Vatican’s comm chief: ‘Communion is most powerful form of communication’
A screenshot of Dr. Paolo Ruffini’s video message to the participants of the 2024 National Catholic Social Communications Convention in Lipa City. Ruffini is the Prefect of the Vatican’s Dicastery for Communication.
By Roy Lagarde
August 6, 2024
Lipa City, Batangas
The head of the Vatican’s communications department said that while new technology can support the Church, it cannot replace the essential work of ministry.
Italian layman Paolo Ruffini, the prefect of the Dicastery for Communication, said that despite technological advancements, the core mission of ministering to people remains irreplaceable.
He highlighted that the Church is a “communion” rooted in the passion, death, and resurrection of Jesus.
“Communion is what makes us members of one another and it is also the most powerful means of Church communication,” Ruffini said. “Technology comes after. It is a tool.”

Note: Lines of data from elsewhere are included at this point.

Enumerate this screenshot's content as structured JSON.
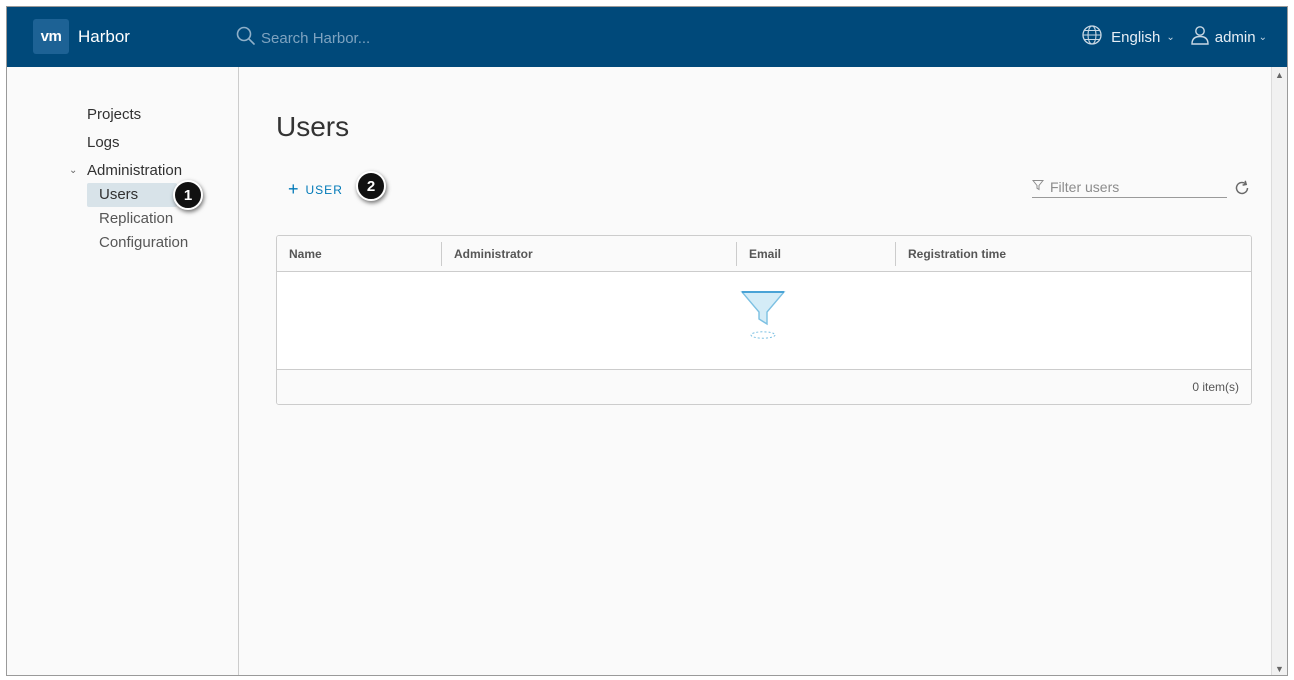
{
  "header": {
    "logo_text": "vm",
    "app_name": "Harbor",
    "search_placeholder": "Search Harbor...",
    "language": "English",
    "user": "admin",
    "bg_color": "#00497a"
  },
  "sidebar": {
    "items": [
      {
        "label": "Projects"
      },
      {
        "label": "Logs"
      },
      {
        "label": "Administration"
      }
    ],
    "admin_children": [
      {
        "label": "Users",
        "active": true
      },
      {
        "label": "Replication"
      },
      {
        "label": "Configuration"
      }
    ]
  },
  "main": {
    "title": "Users",
    "add_button": "USER",
    "filter_placeholder": "Filter users",
    "columns": [
      "Name",
      "Administrator",
      "Email",
      "Registration time"
    ],
    "rows": [],
    "footer_count": "0 item(s)"
  },
  "callouts": [
    "1",
    "2"
  ],
  "icons": [
    "search-icon",
    "globe-icon",
    "user-icon",
    "chevron-down-icon",
    "plus-icon",
    "filter-icon",
    "refresh-icon",
    "empty-funnel-icon"
  ]
}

The award-winning journalist was speaking in a recorded video message to the participants of the 2024 National Catholic Social Communications Convention in Lipa City, which began on Monday.
With the theme “AI: Authentic Influencers for an Empowered Church,” the convention aims to tackle the role of artificial intelligence in evangelization.

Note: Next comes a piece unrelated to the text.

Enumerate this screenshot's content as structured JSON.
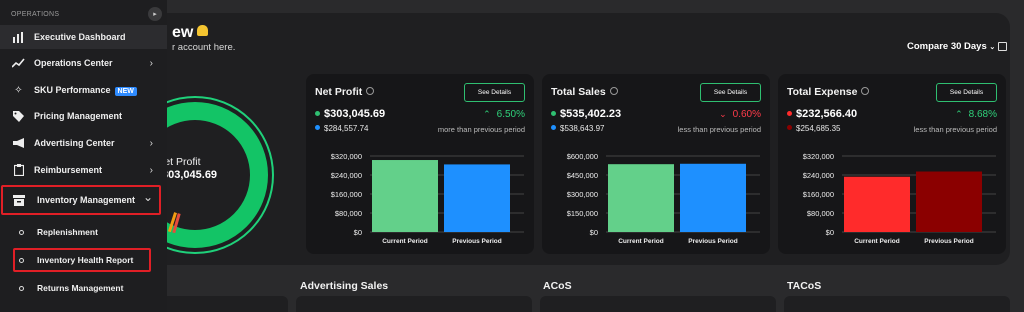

Ruffini stressed that true generative intelligence comes from personal encounters, “where the most wise and constructive decisions are made.”
“We cannot delegate such experience to algorithms based on calculating probabilities which are actually neither intelligence nor artificial. We cannot,” he said.

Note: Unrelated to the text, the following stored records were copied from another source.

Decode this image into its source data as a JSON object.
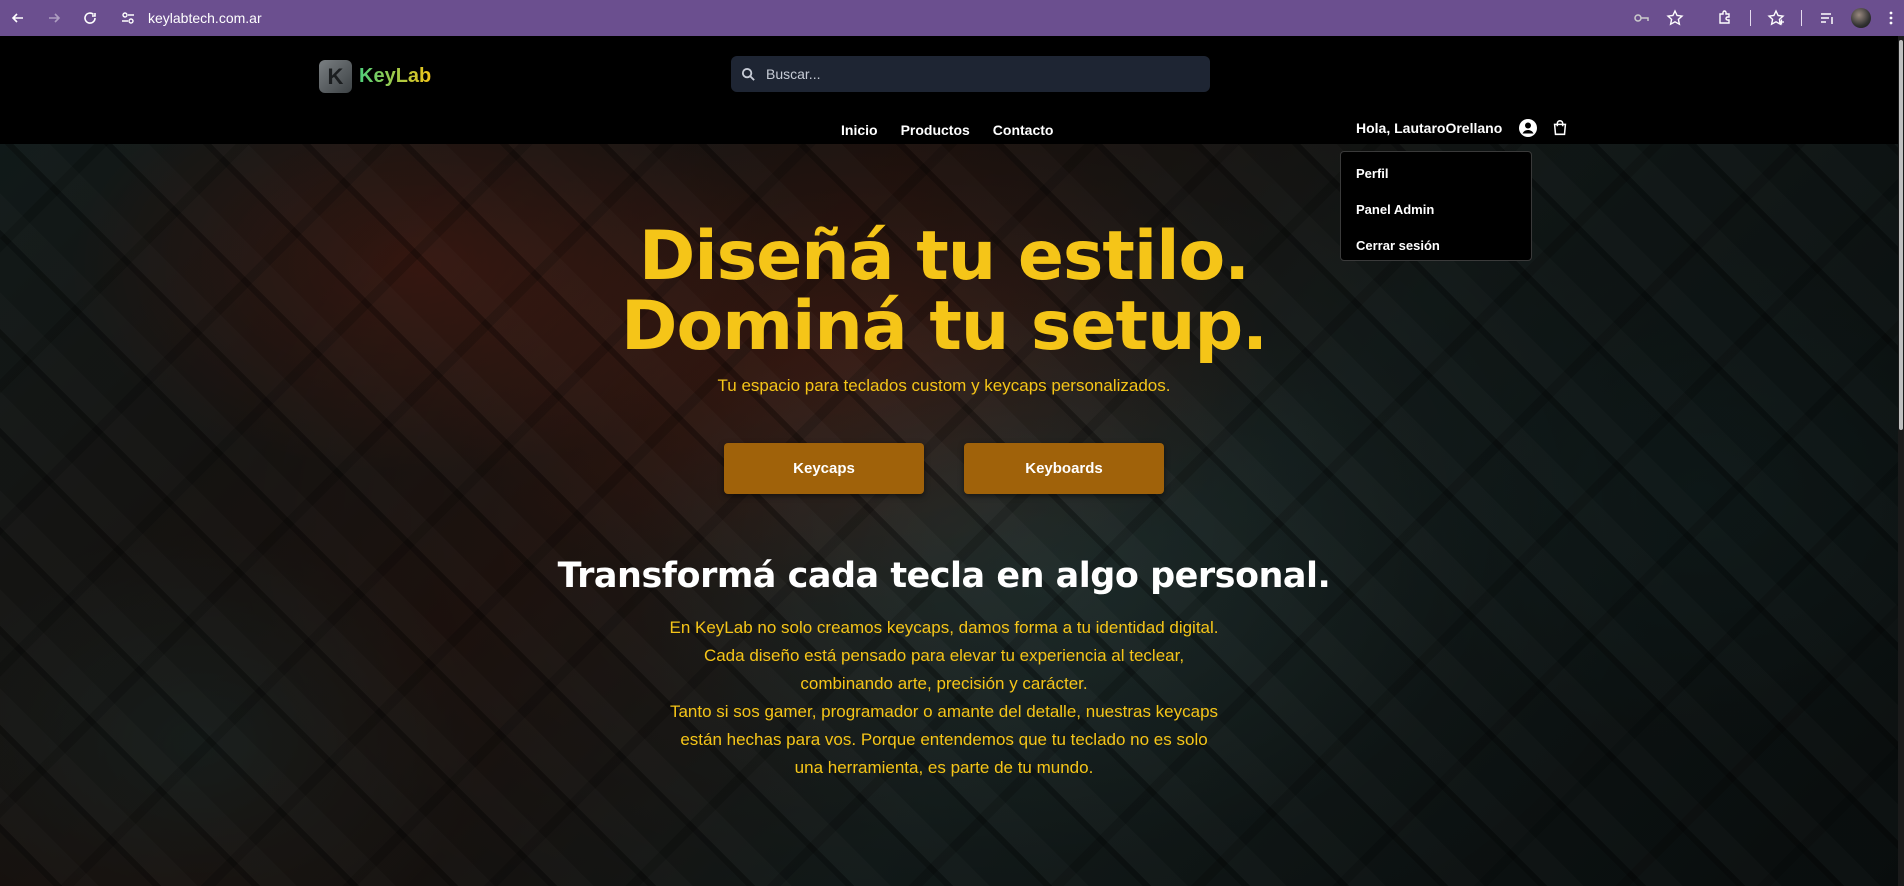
{
  "browser": {
    "url": "keylabtech.com.ar"
  },
  "header": {
    "logo_letter": "K",
    "logo_text": "KeyLab",
    "search_placeholder": "Buscar...",
    "nav": [
      "Inicio",
      "Productos",
      "Contacto"
    ],
    "greeting": "Hola, LautaroOrellano"
  },
  "user_menu": {
    "items": [
      "Perfil",
      "Panel Admin",
      "Cerrar sesión"
    ]
  },
  "hero": {
    "title_line1": "Diseñá tu estilo.",
    "title_line2": "Dominá tu setup.",
    "tagline": "Tu espacio para teclados custom y keycaps personalizados.",
    "buttons": [
      "Keycaps",
      "Keyboards"
    ],
    "subtitle": "Transformá cada tecla en algo personal.",
    "paragraph_lines": [
      "En KeyLab no solo creamos keycaps, damos forma a tu identidad digital.",
      "Cada diseño está pensado para elevar tu experiencia al teclear,",
      "combinando arte, precisión y carácter.",
      "Tanto si sos gamer, programador o amante del detalle, nuestras keycaps",
      "están hechas para vos. Porque entendemos que tu teclado no es solo",
      "una herramienta, es parte de tu mundo."
    ]
  },
  "colors": {
    "accent_yellow": "#f5c518",
    "button_brown": "#a0620a",
    "browser_purple": "#6b4f8f"
  }
}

“There are and always will be things that a technology cannot replace, like freedom, like the miracle of encounter between people, like the surprise of the unexpected, the conversion, the outburst of ingenuity, the gratuitous love,” he said.
Bishop Marcelino Antonio Maralit of Boac, chairman of the CBCP Episcopal Commission on Social Communications (ECSC), speaks on the first day of the National Catholic Social Communications Convention in Lipa City on August 5, 2024. ROY LAGARDE
While praising the benefits of modern tools, Pope Francis has repeatedly emphasized that AI poses serious ethical concerns and must be used responsibly to uphold human dignity and promote the common good.
For this reason, Ruffini emphasized that the use of technology requires guidelines and ethical considerations, including philosophical and theological reflections.
“We need to look beyond. We need awareness and responsibility,” he pointed out.
Ruffini challenged the Catholic communicators, “even through artificial intelligence,” a network of communication “based on the communion that unites us, on the truth that sets us free, on the love that explains everything.”
The digital world is not ready-made. It is changing every day. We can change it. We can shape it. And we need catalytic communicators to do it, with love and with human intelligence,” he added.
Organized by the CBCP Episcopal Commission on Social Communications (ECSC), the four-day gathering brought together more than 300 participants from different dioceses across the country.
Its chairman, Bishop Marcelino Antonio Maralit of Boac, reminded Catholic communicators of the significance of AI for the Church and the human family.
“It’s not only just a cultural reality that will be changed. It is a changing epoch,” according to Maralit. “We need to have a close oversight of the ever-developing technology.”
“So, for what reason [do] we have to sit here, to talk, to listen, and to discern? Because we are now in a change of epoch,” he also said.